Maudhin voge eveen (MS4.29 p.134) (Mayo singer 1792)
Maudhin voge eveen (MS4.29 p.195) (Byrne? 1790s)
Maudhin voge eveen (MS4.29 p.199) (upside-down 1790s)
Maudhin voge eveen (MS4.29 p.166) (O’Hampsey 1796?)
Maidhin voge eveen (MS4.29 p.166) (O’Hampsey 1796?)
Madin bheg áoibhin (MS33.2 p.16) (Bunting piano 1798)
Madin bheg aoibin (MS33.2 p.16) (Bunting piano 1798 lyrics)
Maidin bheg aoibhin (MS4.26.19ak) (Lynch 1802 title)
A mhaighdion bhig aoibhin (MS4.26.19ak) (Lynch 1802 lyric)
Maidhin Bheg Aoibhinn (MS4.12.2 via Moloney, 1830s?)
Maidhin Voge Eveen (MS4.13 & 27 via Moloney, 1830s)
Maidin bhog aoibhin (1840 index)

Soft Pleasant Morning (MS4.26.19ak) (Lynch 1802 title)
A fine little morning (MS4.26.19ak) (Lynch 1802 lyrics)
The Soft Mild Morning (MS4.12.2 via Moloney, 1830s?)
Soft Mild Morning (MS4.13 & 27 via Moloney, 1830s)
Soft Mild Morning (1840 piano arrangement)

I think we have to think about the first word. Most of these clearly represent Maidin (morning), but Lynch uses Maighdean, (maiden or virgin), confirmed by his translation, though he is not consistent. And then the second word is also ambiguous. Lynch is clearly using Beag (little or small), but the four transcription titles in MS4.29 as well as Lynch’s translation of the title may point more to Bog (soft), which seems to be confirmed by Bunting’s 1840 title and translation as well as matching Hyde’s. The only word of the title that is unambiguous is aoibhinn (pleasant, lovely).


I think this tune can be very informative for us. We don’t seem to have any versions of the tune from anyone else apart from Edward Bunting, which is a huge limitation. It would be great to find a traditional performance on a recording, but the song may not have survived in the living tradition.

In any case Bunting has made independent live transcriptions from four different tradition-bearers. I am thinking we have our anonymous Mayo singer in summer 1792, we may have the good singer (but bad harper) Charles Byrne singing it some time in the 1790s; we may have the harper and singer Daniel Black singing (or perhaps playing) it in summer 1796; and we have the elderly and perhaps declining harper Denis O’Hampsey presumably playing an instrumental version of it probably in summer 1796.

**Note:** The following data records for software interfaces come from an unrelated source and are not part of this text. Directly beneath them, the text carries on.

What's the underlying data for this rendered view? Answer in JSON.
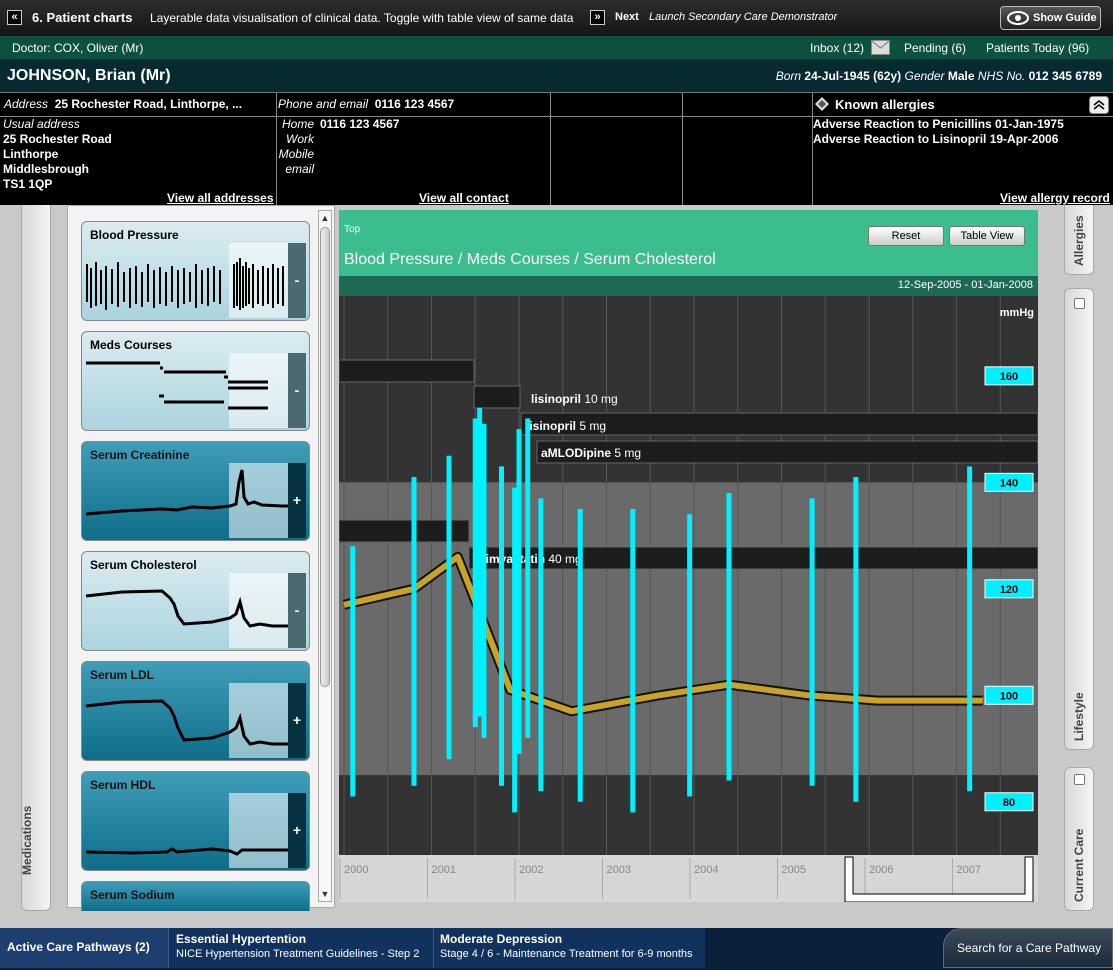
{
  "topbar": {
    "back_icon": "double-chevron-left-icon",
    "title": "6. Patient charts",
    "subtitle": "Layerable data visualisation of clinical data. Toggle with table view of same data",
    "next_icon": "double-chevron-right-icon",
    "next_label": "Next",
    "next_desc": "Launch Secondary Care Demonstrator",
    "guide_label": "Show Guide",
    "guide_icon": "eye-icon"
  },
  "doctorbar": {
    "doctor": "Doctor: COX, Oliver (Mr)",
    "inbox": "Inbox (12)",
    "inbox_icon": "envelope-icon",
    "pending": "Pending (6)",
    "patients_today": "Patients Today (96)"
  },
  "patient": {
    "name": "JOHNSON, Brian (Mr)",
    "born_label": "Born",
    "born": "24-Jul-1945",
    "age": "(62y)",
    "gender_label": "Gender",
    "gender": "Male",
    "nhs_label": "NHS No.",
    "nhs": "012 345 6789"
  },
  "info": {
    "address_label": "Address",
    "address_summary": "25 Rochester Road, Linthorpe, ...",
    "usual_address_label": "Usual address",
    "address_lines": [
      "25 Rochester Road",
      "Linthorpe",
      "Middlesbrough",
      "TS1 1QP"
    ],
    "view_addresses": "View all addresses",
    "phone_label": "Phone and email",
    "phone_summary": "0116 123 4567",
    "home_label": "Home",
    "home_value": "0116 123 4567",
    "work_label": "Work",
    "mobile_label": "Mobile",
    "email_label": "email",
    "view_contacts": "View all contact details",
    "allergies_label": "Known allergies",
    "allergies_icon": "allergy-diamond-icon",
    "allergies": [
      "Adverse Reaction to Penicillins 01-Jan-1975",
      "Adverse Reaction to Lisinopril 19-Apr-2006"
    ],
    "view_allergies": "View allergy record",
    "collapse_icon": "collapse-up-icon"
  },
  "left": {
    "medications_label": "Medications"
  },
  "tiles": [
    {
      "title": "Blood Pressure",
      "toggle": "-",
      "style": "light"
    },
    {
      "title": "Meds Courses",
      "toggle": "-",
      "style": "light"
    },
    {
      "title": "Serum Creatinine",
      "toggle": "+",
      "style": "dark"
    },
    {
      "title": "Serum Cholesterol",
      "toggle": "-",
      "style": "light"
    },
    {
      "title": "Serum LDL",
      "toggle": "+",
      "style": "dark"
    },
    {
      "title": "Serum HDL",
      "toggle": "+",
      "style": "dark"
    },
    {
      "title": "Serum Sodium",
      "toggle": "",
      "style": "dark"
    }
  ],
  "chart": {
    "top_label": "Top",
    "reset_label": "Reset",
    "table_view_label": "Table View",
    "breadcrumb": "Blood Pressure  /  Meds Courses  /  Serum Cholesterol",
    "date_range": "12-Sep-2005 - 01-Jan-2008",
    "unit": "mmHg",
    "ticks": [
      "160",
      "140",
      "120",
      "100",
      "80"
    ],
    "years": [
      "2000",
      "2001",
      "2002",
      "2003",
      "2004",
      "2005",
      "2006",
      "2007"
    ],
    "meds": [
      {
        "drug": "lisinopril",
        "dose": "10 mg"
      },
      {
        "drug": "lisinopril",
        "dose": "5 mg"
      },
      {
        "drug": "aMLODipine",
        "dose": "5 mg"
      },
      {
        "drug": "simvastatin",
        "dose": "40 mg"
      }
    ]
  },
  "chart_data": {
    "type": "bar",
    "ylabel": "mmHg",
    "ylim": [
      70,
      175
    ],
    "x": [
      "2000",
      "2001",
      "2002",
      "2003",
      "2004",
      "2005",
      "2006",
      "2007"
    ],
    "blood_pressure_ranges": [
      {
        "x": "2000.1",
        "systolic": 128,
        "diastolic": 81
      },
      {
        "x": "2000.8",
        "systolic": 141,
        "diastolic": 83
      },
      {
        "x": "2001.2",
        "systolic": 145,
        "diastolic": 88
      },
      {
        "x": "2001.5",
        "systolic": 152,
        "diastolic": 94
      },
      {
        "x": "2001.55",
        "systolic": 154,
        "diastolic": 96
      },
      {
        "x": "2001.6",
        "systolic": 151,
        "diastolic": 92
      },
      {
        "x": "2001.8",
        "systolic": 143,
        "diastolic": 83
      },
      {
        "x": "2001.95",
        "systolic": 139,
        "diastolic": 78
      },
      {
        "x": "2002.0",
        "systolic": 150,
        "diastolic": 89
      },
      {
        "x": "2002.1",
        "systolic": 152,
        "diastolic": 92
      },
      {
        "x": "2002.25",
        "systolic": 137,
        "diastolic": 82
      },
      {
        "x": "2002.7",
        "systolic": 135,
        "diastolic": 80
      },
      {
        "x": "2003.3",
        "systolic": 135,
        "diastolic": 78
      },
      {
        "x": "2003.95",
        "systolic": 134,
        "diastolic": 81
      },
      {
        "x": "2004.4",
        "systolic": 138,
        "diastolic": 84
      },
      {
        "x": "2005.35",
        "systolic": 137,
        "diastolic": 83
      },
      {
        "x": "2005.85",
        "systolic": 141,
        "diastolic": 80
      },
      {
        "x": "2007.15",
        "systolic": 143,
        "diastolic": 82
      }
    ],
    "cholesterol_trend": [
      {
        "x": "2000.0",
        "y": 117
      },
      {
        "x": "2000.8",
        "y": 120
      },
      {
        "x": "2001.3",
        "y": 126
      },
      {
        "x": "2001.9",
        "y": 101
      },
      {
        "x": "2002.6",
        "y": 97
      },
      {
        "x": "2003.6",
        "y": 100
      },
      {
        "x": "2004.4",
        "y": 102
      },
      {
        "x": "2005.3",
        "y": 100
      },
      {
        "x": "2006.1",
        "y": 99
      },
      {
        "x": "2007.3",
        "y": 99
      }
    ]
  },
  "rightcol": {
    "allergies": "Allergies",
    "lifestyle": "Lifestyle",
    "current_care": "Current Care"
  },
  "bottom": {
    "active_pathways": "Active Care Pathways (2)",
    "p1_title": "Essential Hypertention",
    "p1_sub": "NICE Hypertension Treatment Guidelines - Step 2",
    "p2_title": "Moderate Depression",
    "p2_sub": "Stage 4 / 6 - Maintenance Treatment for 6-9 months",
    "search": "Search for a Care Pathway"
  }
}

By comparing and contrasting these four live transcriptions we can understand more about how a well-known song in the tradition was handled differently by instrumentalists, solo singers, and singer-instrumentalists.

Singers looking for interesting new Irish song repertory can try to match Lynch’s 1802 Mayo text, or Hyde’s Carolan text, with Bunting’s 1792 Mayo song transcription of the verse and chorus.

Those looking for genuine old Irish harp repertory can look at the O’Hampsey and perhaps the Black transcriptions as source material for reconstructing plausible traditional harp versions of the tune.

Those who are interested in the raiding of oral traditions to feed the maw of literate commercial published classical music, can also find a lot of material here to see how Edward Bunting worked up his classical piano arrangements, shamelessly inventing new filler material and larding his arrangements up with authoritative-looking provenances.

Many thanks to Queen’s University Belfast Special Collections for the digitised pages from MS4 (the Bunting Collection), and for letting me use them here.

Many thanks to the Arts Council of Northern Ireland for helping to provide the equipment used for these posts, and also for supporting the writing of these blog posts.

4 thoughts on “Maidin bhog aoibhinn”

  1. I went to Queen’s and checked the cut edge of p.200; it doesn’t match the end of part 1 like I had thought, it does fit with the cut edges of that section (though it also shows that p.200 was up the right way when the edge was cut). But we still have the tune titles that all relate to part 1.

    The more detail I look at the less simple the answers seem to get!